We know total surface area of cuboid \( =2({lb}+{lh}+{bh}) \)
For bigger box
Length of bigger box \( =25 {~cm} \)
Breadth of bigger box \( =20 {~cm} \)
Height of bigger box \( =5 {~cm} \)
Total surface area of bigger box \( =2({lb}+{lh}+{bh}) \)
\( =[2(25 \times 20+25 \times 5+20 \times 5)] {cm}^{2}\)

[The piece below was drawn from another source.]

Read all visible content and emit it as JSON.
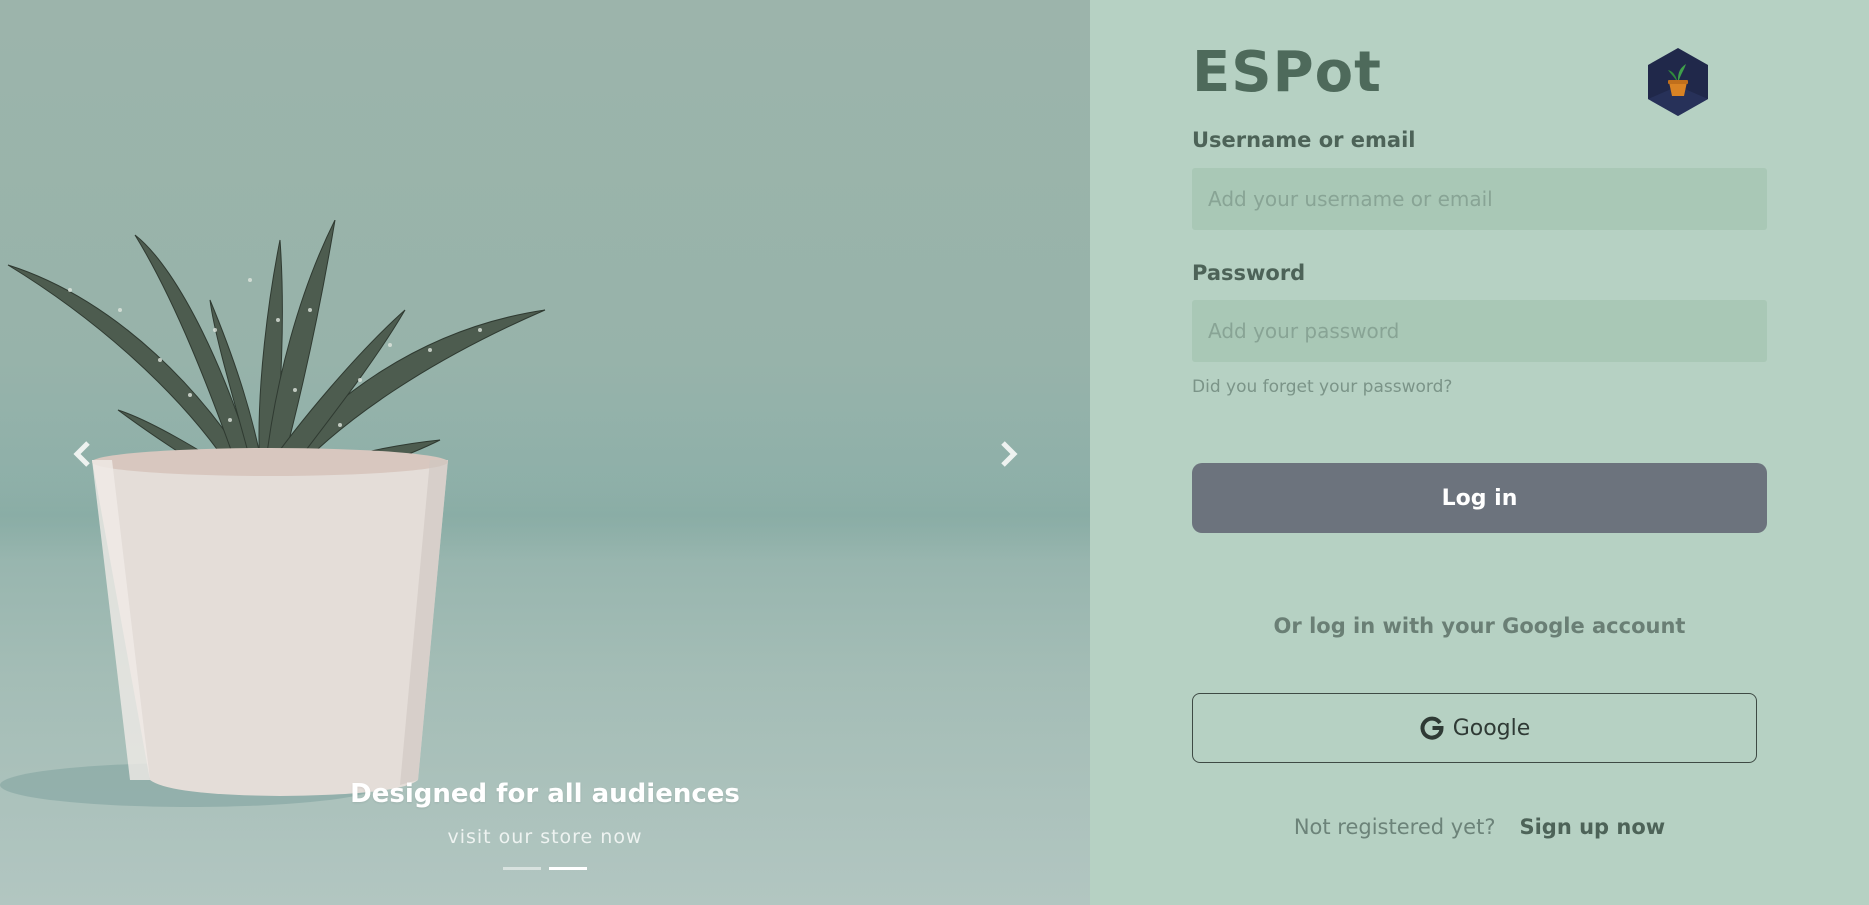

\(=[2(500+125+100)] {cm}^{2}\)
\(=1450 {~cm}^{2} \)
Extra area required for overlapping \( =5 \% \) of the total surface area of bigger box
Extra area required for overlapping \( = \)
\(=\frac{1450 \times 5}{100} {~cm}^{2}\)
\(=72.5 {~cm}^{2}\)
While considering all overlaps, total surface area of 1 bigger box \( =(1450 +72.5) \ {cm}^{2}=1522.5 {~cm}^{2} \)
Area of cardboard sheet required for 250 such bigger boxes \( =(1522.5 \times 250 ){cm}^{2} \)
\(=380625 {~cm}^{2}\)
Similarly, total surface area of smaller box
\(=\left[2(15 \times 12+15 \times 5+12 \times 5] {cm}^{2}\right.\)
\(=[2(180+75+60)] {cm}^{2}\)
\(=(2 \times 315) {cm}^{2}\)
\(=630 {~cm}^{2}\)
Therefore, extra area required for overlapping \( =5 \% \) of the total surface area of smaller box
Therefore, extra area required for overlapping \( =\frac{630 \times 5}{100} {~cm}^{2} \)
\(=31.5 {~cm}^{2}\)
Total surface area of 1 smaller box while considering all overlaps \( =(630 +31.5) \ {cm}^{2} \)
\(=661.5 {~cm}^{2}\)
Area of cardboard sheet required for 250 smaller boxes \( =(250 \times 661.5) \) \( {cm}^{2} \)
\(=165375 {~cm}^{2}\)
Total cardboard sheet required
\(=(380625+165375) {cm}^{2}\)
\(=546000 {~cm}^{2}\)
Cost of \( 1000 {~cm}^{2} \) cardboard sheet \( = \) Rs 4
Cost of \( 546000 {~cm}^{2} \) cardboard sheet
\(=\frac{546000 \times 4}{1000}\)
\(=\text { Rs } 2184\)
Therefore, the cost of cardboard sheet required for 250 such boxes of each kind will be Rs 2184

Length (l) of shelter \( =4 {~m} \)
Breadth (b) of shelter \( =3 {~m} \)
Height (h) of shelter \( =2.5 {~m} \)
Tarpaulin will be required for the top and four wall sides of the shelter
Now the area of tarpaulin \(=\) Area of four sides \(\)+ Area of the top
Area of Tarpaulin required \( =2({lh}+{bh})+{l~b} \)
\(=[2(4 \times 2.5+3 \times 2.5)+4 \times 3] {m}^{2}\)
\(=[2(10+7.5)+12] {m}^{2}\)
\(=47 {~m}^{2}\)
Therefore, \( 47 {~m}^{2} \) Tarpaulin will be required.